While those in communist countries enjoy the same portion of the same pot, those in capitalist countries share different-sized portions of a far larger pot. Frankly, I’d rather have one-percent of a one-million-dollar pot than ten-percent of a ten-dollar pot. In their pursuit of income equality, Democratic candidates regularly pursue the creation of “wealth-taxes.” Time and time again, we see that these taxes never hurt elites. The people that suffer are always the middle class. Marxists believe in a two-class dichotomy. Those with and those without. From this standpoint, it makes sense to tax the rich. However, the world is certainly different than that and we shouldn’t be quick to polarize. The rich are powerful and will always find ways to hide their money. The more money one has, the easier it is to save. Only the very rich have access to offshore bank accounts and expensive accountants. These multi-millionaires (whose ranks include Warren, Biden, and even Sanders) pay a pittance in taxes. Who foots the bill then? The middle class. When a philosophy treats the world as haves and have-nots, it will inevitably create a world in which there are elites and masses and no one in between. This extends to healthcare and education because, like before, someone has to foot the bill—and its not going to be the rich.

Gun control is currently one of the most controversial debates in America. Self-defense tends to be the focus on the debate, but I think that this is irrelevant. Like Hamilton wrote, “the nation which can prefer disgrace to danger is prepared for a master and deserves one.” America gained its freedom through lead and blood, casting off what it believed was a tyrannical overlord. If people are defenseless against their governments, there is nothing stopping them from absolute tyranny. Communist China has extremely tight gun “restrictions” (i.e. nobody has them except military or police) unless you live in basically-unpopulated rural areas. When citizens can’t have weapons, there is nothing stopping communist officials from breaking into houses and beating and torturing whomever they see fit for whatever reason they want to use (which also happened to my family). With no weapons in sight, people cannot resist their governments when they overstep bounds. Our freedom and individual rights are inalienable, but they must be defended at all costs. “Live free or die: death is not the worst of all evils.”
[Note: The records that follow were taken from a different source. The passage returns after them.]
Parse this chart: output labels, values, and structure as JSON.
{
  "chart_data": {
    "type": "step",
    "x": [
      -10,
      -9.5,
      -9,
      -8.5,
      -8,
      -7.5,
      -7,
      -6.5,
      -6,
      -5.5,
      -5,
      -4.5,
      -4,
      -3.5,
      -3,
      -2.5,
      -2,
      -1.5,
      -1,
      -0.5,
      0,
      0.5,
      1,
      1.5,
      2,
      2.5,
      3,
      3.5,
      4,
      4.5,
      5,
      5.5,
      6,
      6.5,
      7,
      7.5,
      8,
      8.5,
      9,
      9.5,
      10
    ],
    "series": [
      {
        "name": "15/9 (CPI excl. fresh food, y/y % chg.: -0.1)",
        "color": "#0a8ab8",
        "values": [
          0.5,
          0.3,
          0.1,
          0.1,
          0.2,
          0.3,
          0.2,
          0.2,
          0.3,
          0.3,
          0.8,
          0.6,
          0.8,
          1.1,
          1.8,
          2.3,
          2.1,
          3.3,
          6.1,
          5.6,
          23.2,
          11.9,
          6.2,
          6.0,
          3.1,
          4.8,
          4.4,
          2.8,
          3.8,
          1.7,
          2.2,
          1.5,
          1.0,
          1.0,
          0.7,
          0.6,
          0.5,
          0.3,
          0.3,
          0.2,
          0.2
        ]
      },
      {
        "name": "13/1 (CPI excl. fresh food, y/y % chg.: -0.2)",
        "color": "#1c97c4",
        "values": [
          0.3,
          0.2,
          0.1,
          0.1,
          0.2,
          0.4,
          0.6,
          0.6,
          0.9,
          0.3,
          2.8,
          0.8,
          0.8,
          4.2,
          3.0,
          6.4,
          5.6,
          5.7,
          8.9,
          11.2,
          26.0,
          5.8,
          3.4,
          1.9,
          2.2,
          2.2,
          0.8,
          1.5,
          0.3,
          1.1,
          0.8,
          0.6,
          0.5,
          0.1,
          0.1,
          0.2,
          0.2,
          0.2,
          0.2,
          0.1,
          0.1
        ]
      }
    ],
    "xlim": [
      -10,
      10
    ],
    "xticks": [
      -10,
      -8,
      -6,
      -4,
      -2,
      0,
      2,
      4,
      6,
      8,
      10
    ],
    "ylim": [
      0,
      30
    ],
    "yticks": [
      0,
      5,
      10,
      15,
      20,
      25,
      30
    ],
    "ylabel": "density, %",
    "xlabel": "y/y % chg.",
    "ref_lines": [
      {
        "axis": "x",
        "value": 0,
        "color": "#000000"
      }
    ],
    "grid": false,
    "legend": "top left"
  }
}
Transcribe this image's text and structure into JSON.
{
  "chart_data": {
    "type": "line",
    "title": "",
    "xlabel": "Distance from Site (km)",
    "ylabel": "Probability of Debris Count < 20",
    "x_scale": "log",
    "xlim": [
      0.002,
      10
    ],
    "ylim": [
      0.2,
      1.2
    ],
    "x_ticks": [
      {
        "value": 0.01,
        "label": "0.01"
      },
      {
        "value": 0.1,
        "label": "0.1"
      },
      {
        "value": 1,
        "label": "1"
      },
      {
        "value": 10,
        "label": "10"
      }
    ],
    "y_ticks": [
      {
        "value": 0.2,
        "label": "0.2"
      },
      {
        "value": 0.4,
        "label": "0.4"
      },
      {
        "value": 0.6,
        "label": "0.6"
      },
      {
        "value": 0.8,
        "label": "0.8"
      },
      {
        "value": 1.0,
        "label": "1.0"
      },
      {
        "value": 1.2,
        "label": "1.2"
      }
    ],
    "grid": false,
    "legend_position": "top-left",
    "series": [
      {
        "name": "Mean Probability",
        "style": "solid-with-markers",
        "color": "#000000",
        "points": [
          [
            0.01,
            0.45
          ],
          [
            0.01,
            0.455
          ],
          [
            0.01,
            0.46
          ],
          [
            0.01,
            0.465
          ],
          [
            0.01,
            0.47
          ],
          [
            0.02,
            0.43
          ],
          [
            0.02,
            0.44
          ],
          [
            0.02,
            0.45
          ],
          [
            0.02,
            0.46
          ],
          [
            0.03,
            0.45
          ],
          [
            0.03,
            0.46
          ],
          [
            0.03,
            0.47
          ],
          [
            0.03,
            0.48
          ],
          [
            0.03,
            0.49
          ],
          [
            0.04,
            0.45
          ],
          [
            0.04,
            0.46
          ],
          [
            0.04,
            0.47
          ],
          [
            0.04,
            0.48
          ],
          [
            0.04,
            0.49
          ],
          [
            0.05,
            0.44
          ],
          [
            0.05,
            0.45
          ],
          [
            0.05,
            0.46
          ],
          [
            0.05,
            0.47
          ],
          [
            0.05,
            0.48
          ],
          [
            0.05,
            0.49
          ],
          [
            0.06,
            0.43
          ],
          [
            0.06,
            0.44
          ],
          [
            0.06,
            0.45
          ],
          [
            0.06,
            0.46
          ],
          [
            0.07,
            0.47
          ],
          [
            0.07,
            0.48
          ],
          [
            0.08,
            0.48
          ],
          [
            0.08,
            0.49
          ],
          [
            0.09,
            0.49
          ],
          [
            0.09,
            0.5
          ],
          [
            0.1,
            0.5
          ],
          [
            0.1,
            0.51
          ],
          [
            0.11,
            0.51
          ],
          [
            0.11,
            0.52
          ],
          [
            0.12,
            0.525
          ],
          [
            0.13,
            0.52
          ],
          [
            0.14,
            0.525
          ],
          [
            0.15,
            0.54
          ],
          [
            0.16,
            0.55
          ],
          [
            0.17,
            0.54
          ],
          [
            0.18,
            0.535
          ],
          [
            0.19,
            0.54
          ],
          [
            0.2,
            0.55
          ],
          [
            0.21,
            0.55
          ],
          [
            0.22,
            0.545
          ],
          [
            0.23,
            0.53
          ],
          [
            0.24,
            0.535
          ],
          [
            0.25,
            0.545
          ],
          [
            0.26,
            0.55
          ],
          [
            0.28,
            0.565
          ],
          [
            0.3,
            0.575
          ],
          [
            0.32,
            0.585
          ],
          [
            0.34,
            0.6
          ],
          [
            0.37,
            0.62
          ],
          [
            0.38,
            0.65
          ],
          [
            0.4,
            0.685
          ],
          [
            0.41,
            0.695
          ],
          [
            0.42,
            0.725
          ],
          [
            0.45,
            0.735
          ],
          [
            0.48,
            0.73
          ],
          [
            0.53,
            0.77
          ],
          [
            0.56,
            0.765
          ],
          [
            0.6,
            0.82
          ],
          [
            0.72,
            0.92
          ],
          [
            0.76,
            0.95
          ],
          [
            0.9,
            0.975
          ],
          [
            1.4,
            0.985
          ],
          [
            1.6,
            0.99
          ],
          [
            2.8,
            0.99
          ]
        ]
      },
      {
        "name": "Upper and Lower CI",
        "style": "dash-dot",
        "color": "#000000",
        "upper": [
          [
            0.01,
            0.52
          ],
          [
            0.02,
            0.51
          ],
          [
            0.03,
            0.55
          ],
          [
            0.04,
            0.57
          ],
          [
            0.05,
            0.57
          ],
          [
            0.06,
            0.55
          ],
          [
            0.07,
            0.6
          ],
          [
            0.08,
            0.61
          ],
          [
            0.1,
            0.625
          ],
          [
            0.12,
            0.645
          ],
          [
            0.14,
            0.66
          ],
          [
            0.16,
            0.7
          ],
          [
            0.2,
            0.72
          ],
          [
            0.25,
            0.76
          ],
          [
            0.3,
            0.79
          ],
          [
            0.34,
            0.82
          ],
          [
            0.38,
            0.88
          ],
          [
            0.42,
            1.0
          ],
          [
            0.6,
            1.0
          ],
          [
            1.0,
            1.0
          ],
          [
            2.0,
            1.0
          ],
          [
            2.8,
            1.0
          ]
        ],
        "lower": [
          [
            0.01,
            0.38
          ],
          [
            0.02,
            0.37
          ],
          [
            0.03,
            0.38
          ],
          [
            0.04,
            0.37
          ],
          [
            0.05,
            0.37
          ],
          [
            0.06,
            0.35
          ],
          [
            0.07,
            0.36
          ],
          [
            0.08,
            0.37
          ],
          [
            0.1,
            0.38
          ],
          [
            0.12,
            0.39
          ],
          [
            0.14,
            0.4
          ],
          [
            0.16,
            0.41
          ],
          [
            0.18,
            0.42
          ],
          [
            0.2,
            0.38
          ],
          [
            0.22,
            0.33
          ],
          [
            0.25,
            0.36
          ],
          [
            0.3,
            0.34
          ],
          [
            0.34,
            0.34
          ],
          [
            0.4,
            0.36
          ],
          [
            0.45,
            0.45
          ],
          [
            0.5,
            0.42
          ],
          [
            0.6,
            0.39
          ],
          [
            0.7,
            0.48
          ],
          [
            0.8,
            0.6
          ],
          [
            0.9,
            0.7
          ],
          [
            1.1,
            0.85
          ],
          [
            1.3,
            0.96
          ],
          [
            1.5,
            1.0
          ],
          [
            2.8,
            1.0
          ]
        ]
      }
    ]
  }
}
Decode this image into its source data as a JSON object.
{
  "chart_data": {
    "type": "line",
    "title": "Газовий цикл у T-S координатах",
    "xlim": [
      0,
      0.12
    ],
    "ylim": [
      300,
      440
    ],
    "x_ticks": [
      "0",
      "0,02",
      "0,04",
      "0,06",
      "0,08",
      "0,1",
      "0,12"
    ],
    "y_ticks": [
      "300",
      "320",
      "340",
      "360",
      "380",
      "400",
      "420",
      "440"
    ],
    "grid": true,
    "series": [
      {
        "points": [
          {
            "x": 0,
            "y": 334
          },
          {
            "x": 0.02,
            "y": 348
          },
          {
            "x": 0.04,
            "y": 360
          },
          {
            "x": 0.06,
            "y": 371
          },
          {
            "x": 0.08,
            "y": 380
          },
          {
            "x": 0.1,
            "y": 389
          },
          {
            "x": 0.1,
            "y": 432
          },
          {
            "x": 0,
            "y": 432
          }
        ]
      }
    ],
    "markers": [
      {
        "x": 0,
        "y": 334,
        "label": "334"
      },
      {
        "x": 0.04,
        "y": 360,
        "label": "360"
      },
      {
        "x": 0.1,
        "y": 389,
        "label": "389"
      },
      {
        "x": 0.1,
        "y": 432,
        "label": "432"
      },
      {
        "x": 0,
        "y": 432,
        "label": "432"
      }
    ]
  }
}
What makes America great is not its wealth nor its equality of outcome. America is an experiment hypothesized on the notion that a nation built on individual rights could ever exist in the real world. Everything after that—from our economic success to our military prowess—is secondary. So far, the results have been extremely promising. The Chinese word for America is Měi Guó, which means beautiful country. In America, everybody is endowed with rights that no one can take away. Everybody has the right to vote and state their opinions. It is a country where, even though nobody is guaranteed success, people have the ability to pull themselves up by their boot straps and make something of themselves regardless of their connections. This is the America my parents longed for when they immigrated to New York following the Tiananmen Square protests. This is the America that shines as a beacon of freedom and economic opportunity to the rest of the world—a world that too often lives in economic hopelessness and omnipresent fear of their governments. We live in a beautiful country. Let’s keep it that way.